2.6 indexing core WorkflowCheng

 

 

Figure 2.6.1

 

 

2.6.1 indicates the entire process of data processing in the Lucene. Net Index process. Note: In this flowchart, the analyzer does not directly generate field objects. In the instance, analyzer is assigned to the indexwriter instance. When adding a document, indexwriter calls the tokenizer to generate the data required by the field (in the documentwriter class ). It only reflects how data flows, not the actual call process.

 

 

Contact Us

The content source of this page is from Internet, which doesn't represent Alibaba Cloud's opinion; products and services mentioned on that page don't have any relationship with Alibaba Cloud. If the content of the page makes you feel confusing, please write us an email, we will handle the problem within 5 days after receiving your email.

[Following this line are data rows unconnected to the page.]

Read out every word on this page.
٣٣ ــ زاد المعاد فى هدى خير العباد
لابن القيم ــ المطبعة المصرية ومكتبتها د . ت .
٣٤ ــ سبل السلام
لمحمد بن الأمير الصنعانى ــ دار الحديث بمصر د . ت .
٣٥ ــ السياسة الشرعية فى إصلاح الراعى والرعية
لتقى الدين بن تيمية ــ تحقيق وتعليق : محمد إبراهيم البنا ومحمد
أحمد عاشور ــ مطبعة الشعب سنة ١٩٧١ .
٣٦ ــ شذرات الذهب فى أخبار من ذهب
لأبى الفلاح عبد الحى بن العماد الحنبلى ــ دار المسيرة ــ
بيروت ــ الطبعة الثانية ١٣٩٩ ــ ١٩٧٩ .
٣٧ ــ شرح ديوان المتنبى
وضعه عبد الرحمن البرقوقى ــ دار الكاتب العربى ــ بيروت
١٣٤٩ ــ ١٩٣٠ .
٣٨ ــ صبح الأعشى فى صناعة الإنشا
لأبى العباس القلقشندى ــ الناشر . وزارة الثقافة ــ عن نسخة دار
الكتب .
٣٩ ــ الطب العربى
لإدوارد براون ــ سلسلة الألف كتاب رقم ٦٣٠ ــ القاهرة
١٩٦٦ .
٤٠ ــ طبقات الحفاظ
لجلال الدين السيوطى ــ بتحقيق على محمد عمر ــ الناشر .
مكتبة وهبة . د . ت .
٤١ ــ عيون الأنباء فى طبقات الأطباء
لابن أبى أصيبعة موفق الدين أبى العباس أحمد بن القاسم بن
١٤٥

If you find any instances of plagiarism from the community, please send an email to: info-contact@alibabacloud.com and provide relevant evidence. A staff member will contact you within 5 working days.

A Free Trial That Lets You Build Big!

Start building with 50+ products and up to 12 months usage for Elastic Compute Service

  • Sales Support

    1 on 1 presale consultation

  • After-Sales Support

    24/7 Technical Support 6 Free Tickets per Quarter Faster Response

  • Alibaba Cloud offers highly flexible support services tailored to meet your exact needs.